Customers With Strictly Increasing Purchases - Leetcode Solution

The Customers With Strictly Increasing Purchases problem on Leetcode asks us to find the number of customers who have strictly increasing purchases in consecutive months.

To solve this problem, we can iterate through the input array and keep track of the previous purchase amount for each customer. If the current purchase amount is strictly greater than the previous purchase amount, we can increment a counter. At the end, we return the counter.

Here’s the code to solve the Customers With Strictly Increasing Purchases problem:

def increasing_customers(purchases):
    count = 0
    prev_purchases = {}
    for i in range(len(purchases)):
        customer_id = purchases[i][0]
        purchase_amount = purchases[i][1]
        if customer_id not in prev_purchases:
            prev_purchases[customer_id] = purchase_amount
        else:
            if purchase_amount > prev_purchases[customer_id]:
                count += 1
            prev_purchases[customer_id] = purchase_amount
    return count

The function takes an input array purchases where each element is a tuple (customer_id, purchase_amount) representing a purchase by a customer. The function returns the number of customers with strictly increasing purchases.
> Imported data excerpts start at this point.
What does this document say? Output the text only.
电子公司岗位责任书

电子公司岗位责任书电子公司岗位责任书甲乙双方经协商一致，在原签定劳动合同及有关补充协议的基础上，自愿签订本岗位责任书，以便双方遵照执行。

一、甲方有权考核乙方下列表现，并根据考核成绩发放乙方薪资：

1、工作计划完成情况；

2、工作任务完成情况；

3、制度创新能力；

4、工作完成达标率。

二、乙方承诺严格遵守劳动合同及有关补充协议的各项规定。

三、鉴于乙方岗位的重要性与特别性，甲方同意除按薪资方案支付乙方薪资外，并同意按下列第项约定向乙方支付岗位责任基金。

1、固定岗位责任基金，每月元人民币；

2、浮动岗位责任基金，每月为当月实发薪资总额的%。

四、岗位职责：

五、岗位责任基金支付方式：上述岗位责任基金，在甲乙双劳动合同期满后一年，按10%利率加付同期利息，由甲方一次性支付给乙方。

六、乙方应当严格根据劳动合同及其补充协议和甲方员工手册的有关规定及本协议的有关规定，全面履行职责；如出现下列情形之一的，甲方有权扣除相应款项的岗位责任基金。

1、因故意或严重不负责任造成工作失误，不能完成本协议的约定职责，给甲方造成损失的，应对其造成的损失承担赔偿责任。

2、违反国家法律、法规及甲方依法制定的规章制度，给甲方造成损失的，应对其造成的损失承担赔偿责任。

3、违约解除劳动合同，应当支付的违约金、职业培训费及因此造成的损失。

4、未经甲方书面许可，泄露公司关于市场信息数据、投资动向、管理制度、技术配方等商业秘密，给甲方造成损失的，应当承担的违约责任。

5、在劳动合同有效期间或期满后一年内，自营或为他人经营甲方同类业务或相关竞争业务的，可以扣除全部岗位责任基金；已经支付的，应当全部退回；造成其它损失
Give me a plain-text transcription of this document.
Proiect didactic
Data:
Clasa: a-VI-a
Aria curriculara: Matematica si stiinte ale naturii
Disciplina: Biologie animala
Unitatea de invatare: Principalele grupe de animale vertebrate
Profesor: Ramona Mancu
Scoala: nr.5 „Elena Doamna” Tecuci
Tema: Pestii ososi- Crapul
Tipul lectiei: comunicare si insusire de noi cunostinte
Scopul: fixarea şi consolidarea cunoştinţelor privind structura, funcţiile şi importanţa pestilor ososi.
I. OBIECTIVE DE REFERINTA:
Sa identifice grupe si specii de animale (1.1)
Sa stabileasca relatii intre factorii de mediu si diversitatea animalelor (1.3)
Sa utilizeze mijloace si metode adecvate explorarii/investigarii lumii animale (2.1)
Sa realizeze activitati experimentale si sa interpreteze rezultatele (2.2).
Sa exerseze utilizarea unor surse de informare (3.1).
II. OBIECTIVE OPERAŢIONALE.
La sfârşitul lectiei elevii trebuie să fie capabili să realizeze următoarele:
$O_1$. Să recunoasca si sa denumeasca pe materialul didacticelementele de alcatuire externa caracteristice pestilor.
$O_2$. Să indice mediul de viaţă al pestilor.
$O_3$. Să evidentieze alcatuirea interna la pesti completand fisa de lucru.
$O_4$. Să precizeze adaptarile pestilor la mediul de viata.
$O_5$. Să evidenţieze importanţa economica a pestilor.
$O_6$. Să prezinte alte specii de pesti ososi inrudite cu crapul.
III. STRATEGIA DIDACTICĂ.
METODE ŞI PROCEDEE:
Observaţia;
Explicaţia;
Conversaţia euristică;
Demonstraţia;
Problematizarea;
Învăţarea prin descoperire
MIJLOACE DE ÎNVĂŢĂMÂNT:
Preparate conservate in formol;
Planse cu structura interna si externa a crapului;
We start by initializing a counter count to 0 and a dictionary prev_purchases to keep track of the previous purchase amount for each customer. We iterate through the input array using a for loop and extract the customer ID and purchase amount for the current purchase. If the customer ID is not in the dictionary, we add it to the dictionary and set its corresponding previous purchase amount to the current purchase amount. If the customer ID is in the dictionary, we check if the current purchase amount is strictly greater than the previous purchase amount. If it is, we increment the counter count. Finally, we update the dictionary with the current purchase amount for the customer ID.

At the end of the loop, we return the counter count representing the number of customers with strictly increasing purchases.

Overall, the time complexity of this solution is O(n) where n is the length of the input array since we iterate through the array once. The space complexity is also O(n) because we use a dictionary to store the previous purchase amount for each customer.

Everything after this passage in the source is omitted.